Medical Model

Build Your Medical Eyecare Services with New Eyecare Drugs

By Agustin Gonzalez, OD, FAAO, ABCMO


June 15, 2016

New eyecare drugs mean new opportunities in the treatment of eye disease. What will the role of optometrists be in the use of these new medications, and how can we optimize them to build our medical eyecare services?

For patients who suffer from chronic eye conditions, or diseases, and for doctors who manage them, any new drug developed brings hope for better disease management and improved treatment outcomes.
Developing new drugs intended to safely and effectively improve patients’ outcomes, and obtain a better management of a disease process, or even prevent diseases, is the ultimate goal of all bio-pharmaceutical research companies. In sharing this end, new drugs that prove to safely and efficaciously manage diseases, positively impact society by improving quality of life, reducing sick days and potentially lowering the cost of healthcare in visits and time.

It is an exciting time to be in eyecare. With the anticipated FDA approval andsubsequent launch of three new drugs, there is much anticipation in the community (optometrist and ophthalmologist), as the drugs come with new mechanisms of action and target two diseases eye doctors encounter on a daily basis.

The first is aimed at improving the management of glaucoma, a preventable, but blinding, disease that affects the optic nerve. The second is intended to better manage the patient’s signs and symptoms of ocular surface disease (OSD is a type of chronic dry eye), a seemingly simple, but extremely complex and challenging condition in patient management.
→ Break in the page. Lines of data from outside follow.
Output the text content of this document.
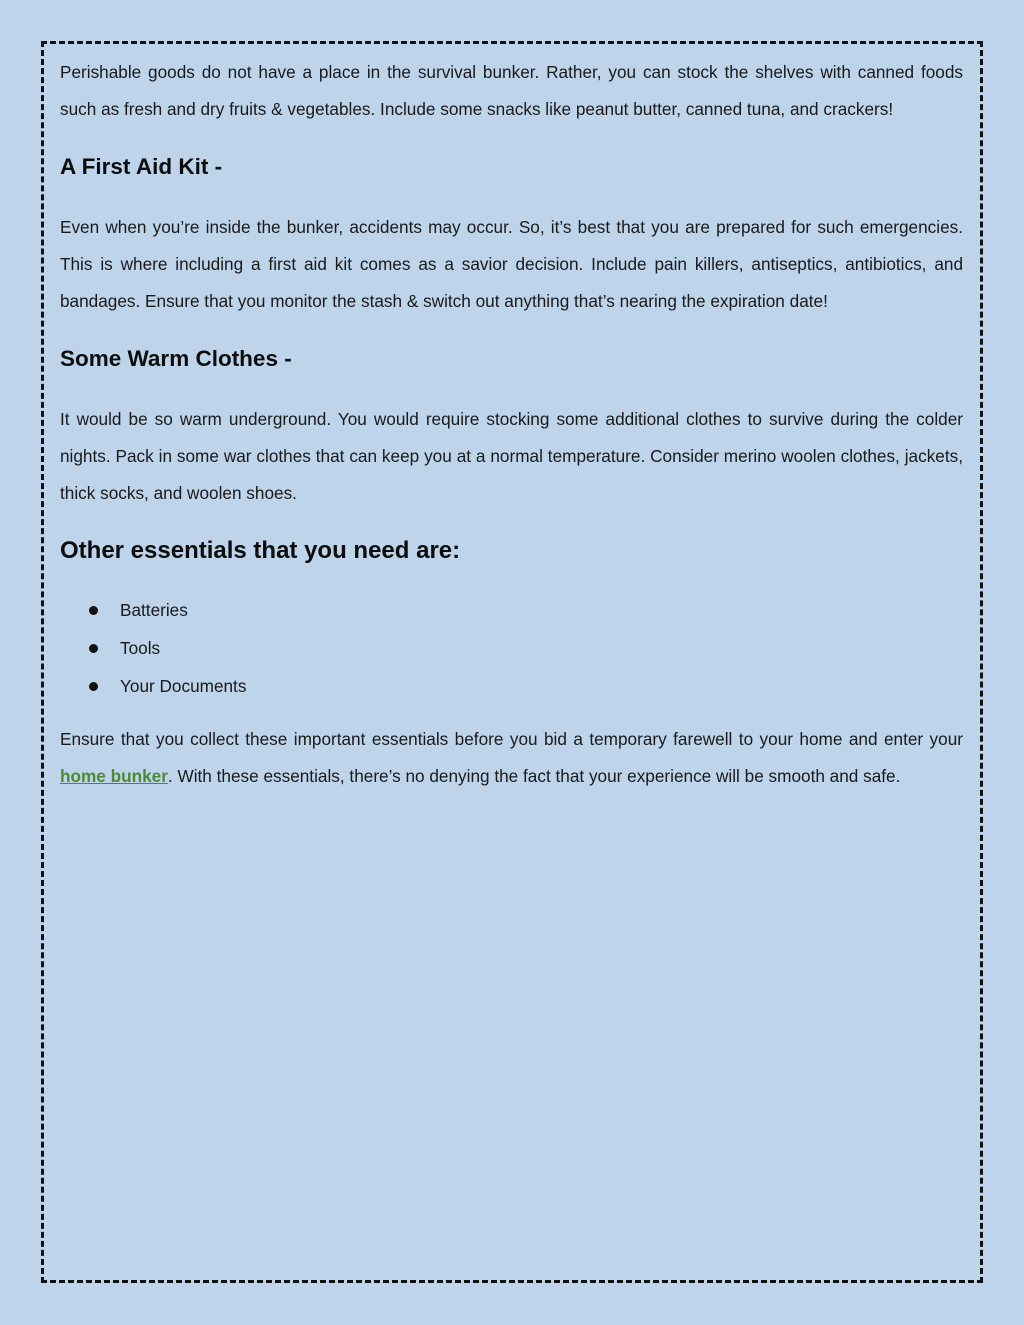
Perishable goods do not have a place in the survival bunker. Rather, you can stock the shelves with canned foods such as fresh and dry fruits & vegetables. Include some snacks like peanut butter, canned tuna, and crackers!

A First Aid Kit -

Even when you’re inside the bunker, accidents may occur. So, it’s best that you are prepared for such emergencies. This is where including a first aid kit comes as a savior decision. Include pain killers, antiseptics, antibiotics, and bandages. Ensure that you monitor the stash & switch out anything that’s nearing the expiration date!

Some Warm Clothes -

It would be so warm underground. You would require stocking some additional clothes to survive during the colder nights. Pack in some war clothes that can keep you at a normal temperature. Consider merino woolen clothes, jackets, thick socks, and woolen shoes.

Other essentials that you need are:
Batteries
Tools
Your Documents

Ensure that you collect these important essentials before you bid a temporary farewell to your home and enter your home bunker. With these essentials, there’s no denying the fact that your experience will be smooth and safe.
For glaucoma, two new drug classes have been introduced: Nitric oxide donating prostaglandin analogue called “Vesneo” (latanoprostene bunod ophthalmic solution 0.024), which is pending FDA approval, and Valeant (Bausch & Lomb) Rhopressa, a Rho-Kinase (ROCK) / norepinephrine transporter (NET) inhibitor from Aerie Pharmaceuticals.

For dry eye, we now have Lifitegrast 5 percentsolution, which is an Integrin Inhibitor that works by regulating the binding of LFA to ICam.

All of these drugs are awaiting approval in July, and will be available for all optometrists licensed in their state to manage dry eye and glaucoma.
The last decade has brought an increasing amount of knowledge and understanding of the etiology of OSD. Spring forward to 2016, and there is much talk about new therapies that will improve both signs and symptoms of OSD, and consequently, improve the quality of life of our ever-suffering dry eye patients. But little has been said about the impact that such therapies will have on optometry.
Optometrists feel comfortable in prescribing external eye and OSD therapies. From the million+ OTC drop prescriptions written for medication products, it has been the OD market that has led the way in growing hypochlorous acid sprays, tea tree oils, eye vitamins and omega 3 supplements as mainstream therapies in eyecare.
A new medication for OSD provides a great opportunity for the whole market. Optometrists do an outstanding job of listening and caring for patients. In fact over 80 percent of patient eyecare in the United States is delivered by OD’s 1. With as much patient care as we perform, and with the great amount of resources available in eyecare (SIG’s, CME, etc), clearly our biggest opportunity is right in front of us. The services we provide put us in the forefront of being able to diagnose and manage ocular diseases. New medications will add to our armament of drugs, and will create greater disease state awareness between professionals and patients.
More importantly, it might just create an expansion in the clinical comfort level of many ECP’s, perhaps an empowerment mentality and newfound clinical confidence. This newfound confidence tide might just be enough to lift all boats with a shift into a more expansive adoption to manage more clinical cases.
It is in managing the patient’s eye health that optometry and optometrists achieve something than online refraction providers cannot do. By managing eye diseases, ODs have the ability to uniquely care for the person as an individual, something our patients are seeking and trust us with.

How are you using advancements in the science of eye disease to build your medical eyecare services? What is the best way to enhance the medical eyecare you provide to patients?

References

1. The American Optometric Association. An action-oriented analysis of the state of the optometric profession. 2013.